Common Mistakes to Avoid
Mistake one: trusting the formula without testing. I see this in my clinic constantly. Patients buy a heart rate monitor, program their zones from the 220-age formula, and then wonder why training feels wrong. A 50-year-old patient of mine whose actual max was 194 (formula said 170) was "training in Zone 2" at a heart rate that was actually recovery. She wasted six months before we tested her and found the gap.

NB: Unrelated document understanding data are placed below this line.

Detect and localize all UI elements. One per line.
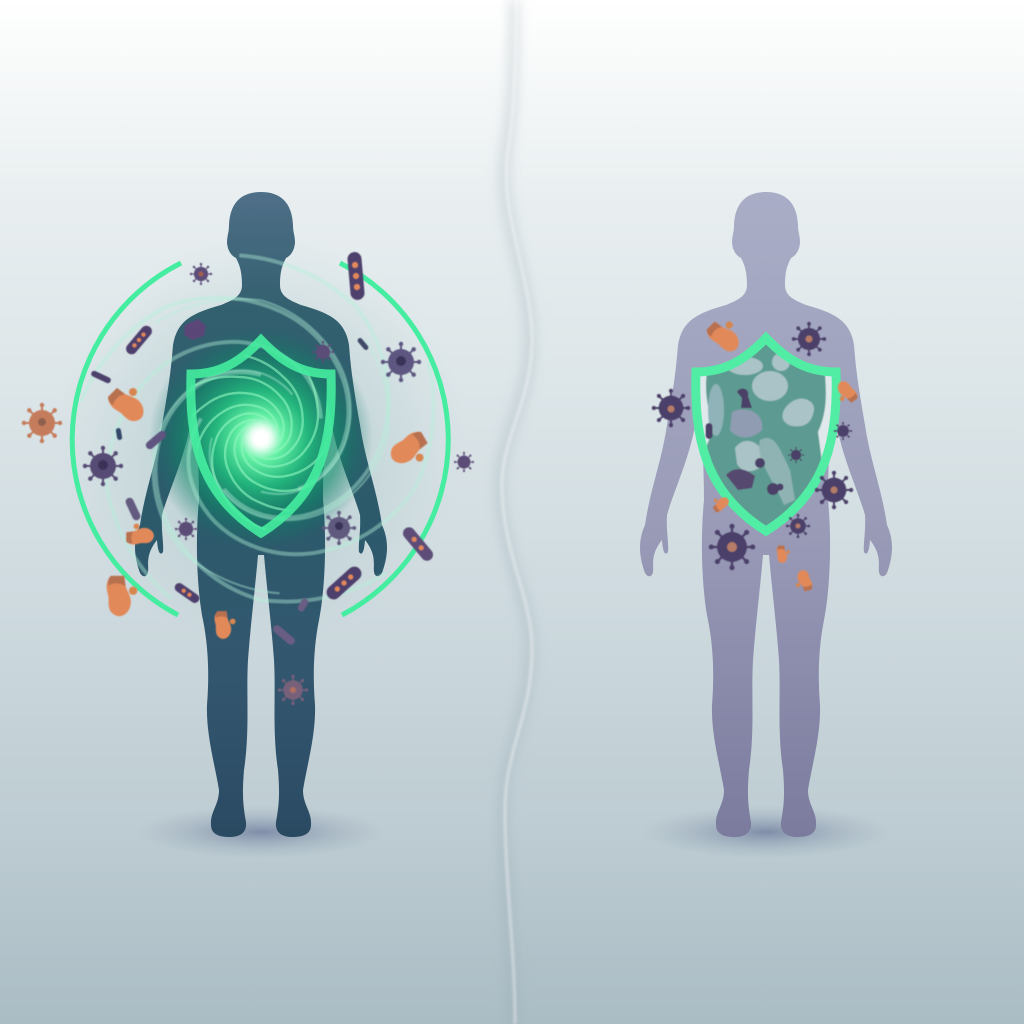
right orange pathogens <box>707 322 860 594</box>
left bacilli <box>90 251 435 646</box>
right figure: weakened body <box>640 192 892 837</box>
right shield infected interior <box>698 344 834 526</box>
left protective arcs <box>72 263 448 615</box>
left orange pathogens <box>93 388 430 642</box>
outer energy swirl <box>64 232 455 613</box>
left figure ground shadow <box>136 806 386 858</box>
left shield <box>191 340 331 533</box>
right viruses <box>652 322 853 570</box>
right shield <box>696 338 836 531</box>
inner bright vortex <box>195 356 320 530</box>
left figure: healthy body with swirl <box>79 192 436 837</box>
wavy centre divider <box>500 0 532 1024</box>
right figure ground shadow <box>641 806 891 858</box>
left viruses <box>22 263 474 705</box>
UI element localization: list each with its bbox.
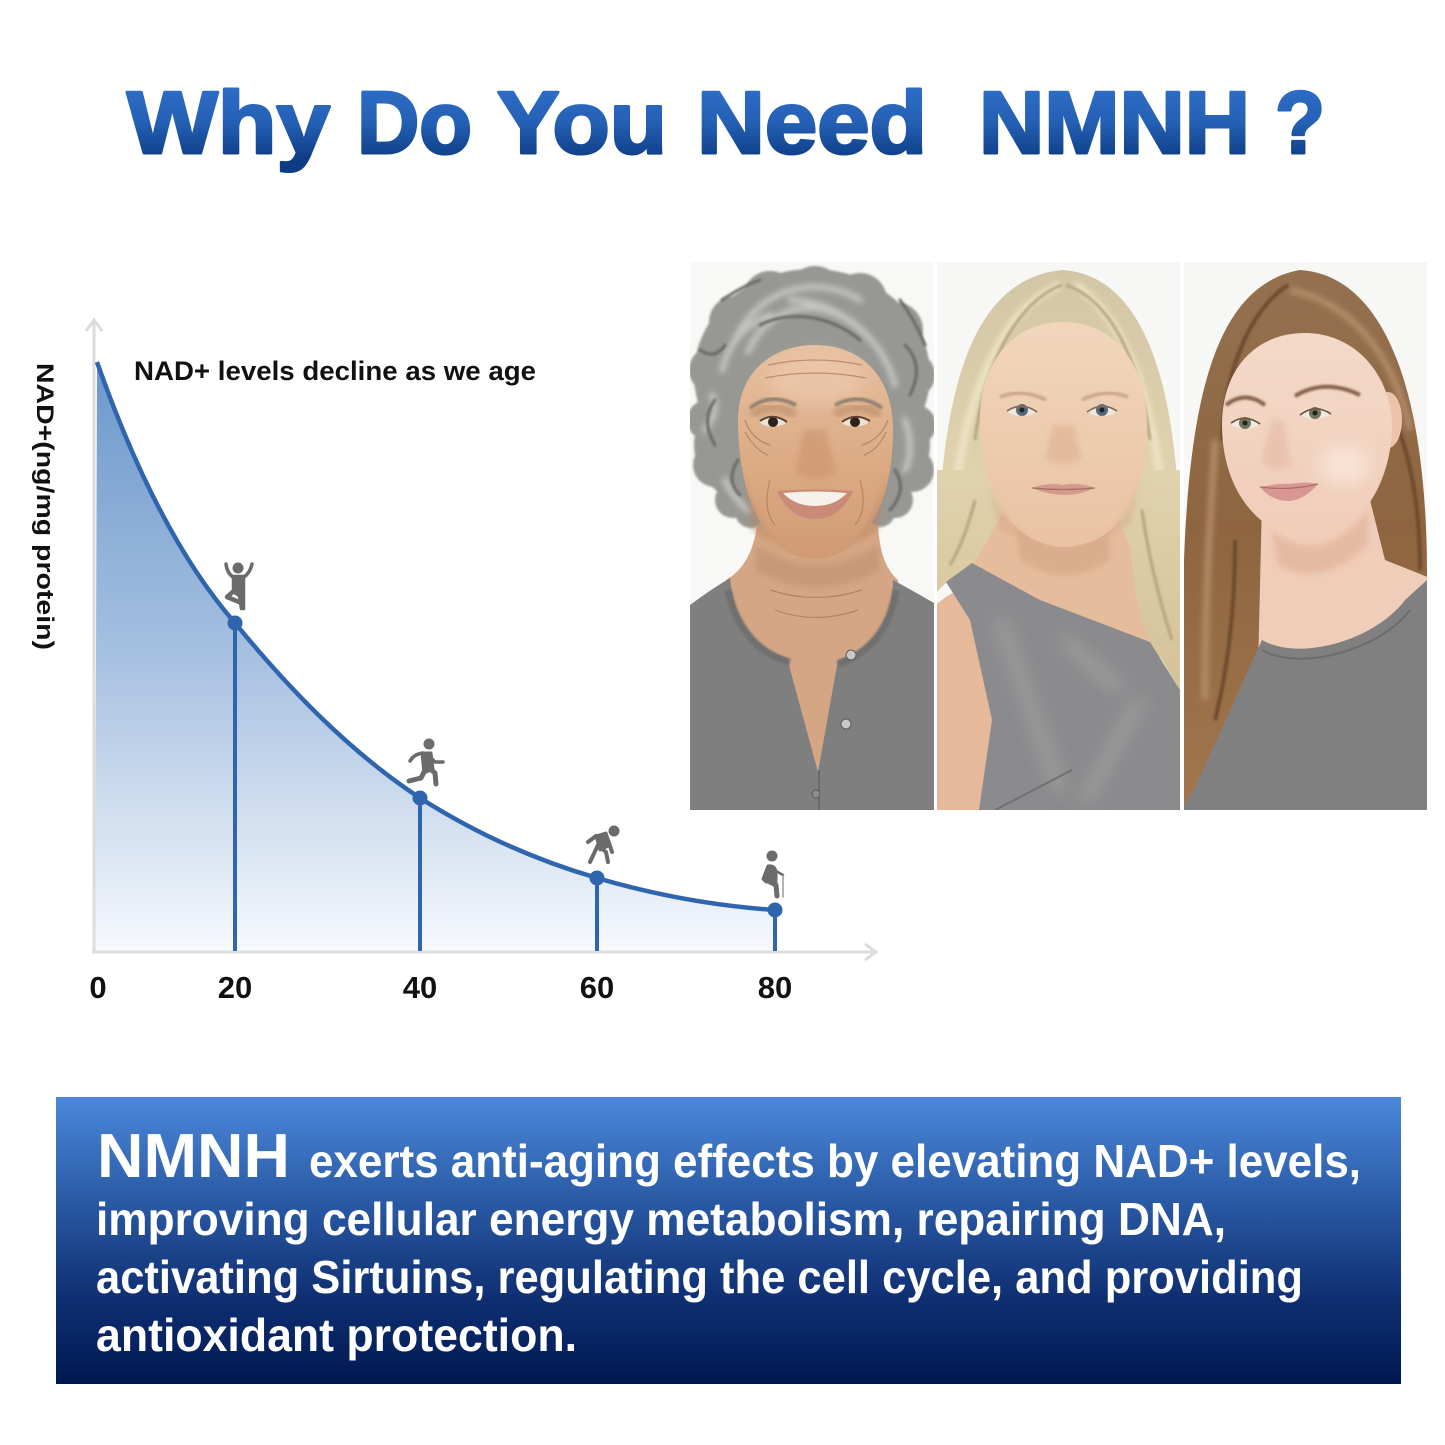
brows and eyes bbox=[752, 408, 880, 415]
title: You bbox=[497, 73, 667, 172]
title: Why bbox=[127, 73, 330, 172]
lips bbox=[1260, 482, 1318, 501]
arm bbox=[937, 593, 992, 810]
portrait: young woman bbox=[1184, 262, 1430, 810]
chart area fill bbox=[95, 362, 775, 950]
y axis label: NAD+(ng/mg protein) bbox=[31, 363, 58, 650]
portrait: older woman bbox=[687, 262, 936, 810]
x axis values: 0 bbox=[89, 970, 107, 1005]
title bbox=[127, 73, 1325, 172]
neck and chest bbox=[1258, 502, 1427, 649]
wrinkles bbox=[745, 360, 888, 618]
brows and eyes bbox=[1226, 387, 1360, 405]
grey t-shirt bbox=[1184, 580, 1427, 810]
neck and chest bbox=[726, 525, 898, 775]
title: Do bbox=[357, 73, 472, 172]
panel: NMNH summary banner bbox=[56, 1097, 1401, 1384]
smile bbox=[777, 490, 853, 519]
lips bbox=[1032, 484, 1095, 495]
x axis values: 60 bbox=[580, 970, 614, 1005]
banner text: antioxidant protection. bbox=[96, 1309, 577, 1361]
title: ? bbox=[1275, 73, 1325, 172]
banner text: NMNH bbox=[97, 1122, 290, 1191]
curly grey hair bbox=[687, 266, 936, 528]
nose bbox=[1045, 425, 1082, 464]
face bbox=[1222, 333, 1392, 540]
chart caption: NAD+ levels decline as we age bbox=[134, 356, 536, 386]
front locks of hair bbox=[937, 470, 1180, 690]
decline curve bbox=[97, 362, 775, 910]
grey cardigan bbox=[690, 578, 934, 810]
x axis values bbox=[89, 970, 792, 1005]
nose bbox=[1262, 420, 1292, 470]
ear bbox=[1386, 392, 1402, 448]
silver top bbox=[946, 563, 1180, 810]
banner background bbox=[56, 1097, 1401, 1384]
face bbox=[738, 345, 893, 559]
neck and chest bbox=[974, 512, 1160, 658]
icon: person at 20 jumping bbox=[226, 562, 252, 609]
nose bbox=[798, 430, 834, 478]
icon: person at 60 stooped bbox=[588, 826, 620, 862]
brown hair bbox=[1184, 270, 1427, 810]
portrait: middle-aged woman bbox=[937, 262, 1180, 810]
chart: NAD+ decline with age bbox=[31, 320, 876, 1005]
face bbox=[980, 322, 1147, 547]
title: NMNH bbox=[979, 73, 1250, 172]
title: Need bbox=[697, 73, 927, 172]
x axis arrow bbox=[92, 944, 876, 960]
blonde hair bbox=[942, 270, 1176, 586]
banner text bbox=[96, 1122, 1361, 1361]
brows and eyes bbox=[1000, 393, 1128, 400]
y axis arrow bbox=[86, 320, 102, 952]
x axis values: 80 bbox=[758, 970, 792, 1005]
icon: person at 40 running bbox=[409, 738, 443, 784]
x axis values: 40 bbox=[403, 970, 437, 1005]
x axis values: 20 bbox=[218, 970, 252, 1005]
icon: person at 80 with cane bbox=[763, 850, 783, 897]
banner text: exerts anti-aging effects by elevating NAD+ levels, bbox=[309, 1135, 1361, 1187]
banner text: improving cellular energy metabolism, repairing DNA, bbox=[96, 1193, 1226, 1245]
banner text: activating Sirtuins, regulating the cell cycle, and providing bbox=[96, 1251, 1303, 1303]
age markers bbox=[230, 618, 780, 951]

Mistake two: ignoring heart rate drift. Your heart rate naturally rises during a workout even at the same pace. This is called cardiac drift, and it's caused by dehydration and increased body temperature. A run that starts in Zone 2 might drift into Zone 3 after 45 minutes even though your effort hasn't changed. If you're rigidly trying to stay in Zone 2, you'll slow down more and more as the run progresses. This is normal. Don't chase the number β chase the effort level that the zone represents.
Mistake three: thinking more zones means better training. Fitness trackers love showing you five colorful zones. The truth is, for most people, there are really only three intensities that matter: easy (Zone 1-2), moderate (Zone 3), and hard (Zone 4-5). Spend 80% of your time in easy, 15% in moderate, and 5% in hard. That's the 80/15/5 rule, and it works whether you have two zones or five. The exact BPM boundaries matter less than the effort distribution.